Speaking at the Guelph Organic Conference in early February, Dag Falck, organic program manager with Nature’s Path, one of the largest manufacturers of organic breakfast cereals and snack bars in North America, said the organic movement has to have an honest conversation with the public about GMOs.
Despite public perceptions that organic products are GM free, Falck said organic food made from corn, soybeans, canola and sugar definitely contain GMOs.
“If you are going to stop eating all those things, you will be able to be GMO free,” Falck told the organic conference at the University of Guelph.
“But if you eat any of those products, and all of us do, you cannot. It doesn’t matter how philosophically pure you want to be, it isn’t going to happen…. There is no such thing as zero percent of anything.”
He said organic cereals and other foods contain GMOs because of cross-pollination between conventional and organic fields. As well, most organic farmers don’t test their seed for GMO before planting, despite the reality that certified organic seed probably contains traces of GMOs.
Maureen Fitzpatrick, a member of Big Carrot, an organic food market in Toronto, said the basic problem in Canada and the United States is that organic farmers grow crops on a landscape saturated with GM plants.
“We live in a polluted world, and unfortunately genetic contamination is part of that picture,” said Fitzpatrick, who also spoke at the conference.
Falck said no one knows the level of contamination in organic crops because testing for GMOs after harvest isn’t a requirement for organic certification.
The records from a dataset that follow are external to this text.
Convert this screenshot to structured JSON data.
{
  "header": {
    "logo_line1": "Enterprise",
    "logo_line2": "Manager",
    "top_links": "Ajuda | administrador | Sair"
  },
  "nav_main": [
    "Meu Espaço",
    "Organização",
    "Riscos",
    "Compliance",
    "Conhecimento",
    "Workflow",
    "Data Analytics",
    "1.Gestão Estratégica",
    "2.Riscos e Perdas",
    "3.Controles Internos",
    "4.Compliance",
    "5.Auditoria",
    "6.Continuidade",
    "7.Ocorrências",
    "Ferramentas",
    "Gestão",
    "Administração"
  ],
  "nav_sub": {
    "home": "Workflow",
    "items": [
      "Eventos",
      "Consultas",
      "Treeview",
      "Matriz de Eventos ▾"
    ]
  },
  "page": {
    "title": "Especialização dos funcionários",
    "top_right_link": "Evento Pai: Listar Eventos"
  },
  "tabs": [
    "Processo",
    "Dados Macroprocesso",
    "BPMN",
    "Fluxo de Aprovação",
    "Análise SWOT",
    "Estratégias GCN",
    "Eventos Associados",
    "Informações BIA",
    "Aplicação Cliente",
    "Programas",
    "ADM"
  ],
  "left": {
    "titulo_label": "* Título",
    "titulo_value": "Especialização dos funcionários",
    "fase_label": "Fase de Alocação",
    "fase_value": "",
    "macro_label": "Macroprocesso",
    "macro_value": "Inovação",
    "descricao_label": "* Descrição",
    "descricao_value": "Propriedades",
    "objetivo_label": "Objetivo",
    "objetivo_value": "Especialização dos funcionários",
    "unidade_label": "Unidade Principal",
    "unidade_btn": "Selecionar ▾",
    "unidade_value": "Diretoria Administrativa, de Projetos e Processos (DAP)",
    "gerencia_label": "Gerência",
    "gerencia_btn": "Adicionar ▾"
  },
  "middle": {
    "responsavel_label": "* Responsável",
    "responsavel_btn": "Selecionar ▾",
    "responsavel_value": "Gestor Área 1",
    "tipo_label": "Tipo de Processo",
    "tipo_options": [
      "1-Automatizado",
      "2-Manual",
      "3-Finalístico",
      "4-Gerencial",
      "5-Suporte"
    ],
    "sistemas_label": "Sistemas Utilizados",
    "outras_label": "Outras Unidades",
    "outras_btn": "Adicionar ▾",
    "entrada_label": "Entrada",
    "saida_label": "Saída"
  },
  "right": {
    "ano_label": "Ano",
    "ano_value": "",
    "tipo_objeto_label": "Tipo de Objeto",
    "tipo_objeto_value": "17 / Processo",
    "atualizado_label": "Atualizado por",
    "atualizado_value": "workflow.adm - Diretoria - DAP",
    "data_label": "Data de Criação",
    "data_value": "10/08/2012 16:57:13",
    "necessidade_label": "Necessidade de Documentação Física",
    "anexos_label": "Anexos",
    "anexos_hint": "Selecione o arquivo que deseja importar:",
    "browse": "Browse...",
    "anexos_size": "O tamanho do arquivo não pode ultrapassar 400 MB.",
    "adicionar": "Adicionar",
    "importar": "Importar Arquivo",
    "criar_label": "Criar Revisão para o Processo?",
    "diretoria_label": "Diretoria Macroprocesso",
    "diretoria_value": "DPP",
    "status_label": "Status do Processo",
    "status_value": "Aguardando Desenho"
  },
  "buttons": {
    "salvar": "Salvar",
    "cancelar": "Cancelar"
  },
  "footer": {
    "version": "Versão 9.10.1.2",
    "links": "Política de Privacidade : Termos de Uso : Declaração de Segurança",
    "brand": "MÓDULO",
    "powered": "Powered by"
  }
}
As a result, an organic cereal bar might contain 0.5 percent or five percent GM grain, even though many consumers assume organic certification means no GMOs.
Fitzpatrick said consumer surveys indicate that 79 percent of organic consumers would stop buying organic food if it contained GMOs, which is why the organic industry must come clean with consumers before it’s too late.
“We must acknowledge as a sector that there is a gap between what the consumer expects and what our standard requires,” she said.
“If we are seen to be looking away from these potentially difficult questions and allowing the perception of zero tolerance (of GMOs) to flourish… we will not regain that consumer confidence.”
Falck said not everyone in the organic industry is convinced that honesty is the best policy.
“There is a lot of fear of broaching that conversation,” he said.
“If we burst their (the public) bubble and we say that’s not true, some people are afraid that this will cause a backlash.”
However, the billion dollar question is how to begin the conversation with consumers so that they understand organic food isn’t 100 percent free of GMOs.
Falck admitted it will be a difficult task, but organic growers, processors and retailers can’t bury their heads in the sand.
“If you don’t speak about it, the problem doesn’t go away.”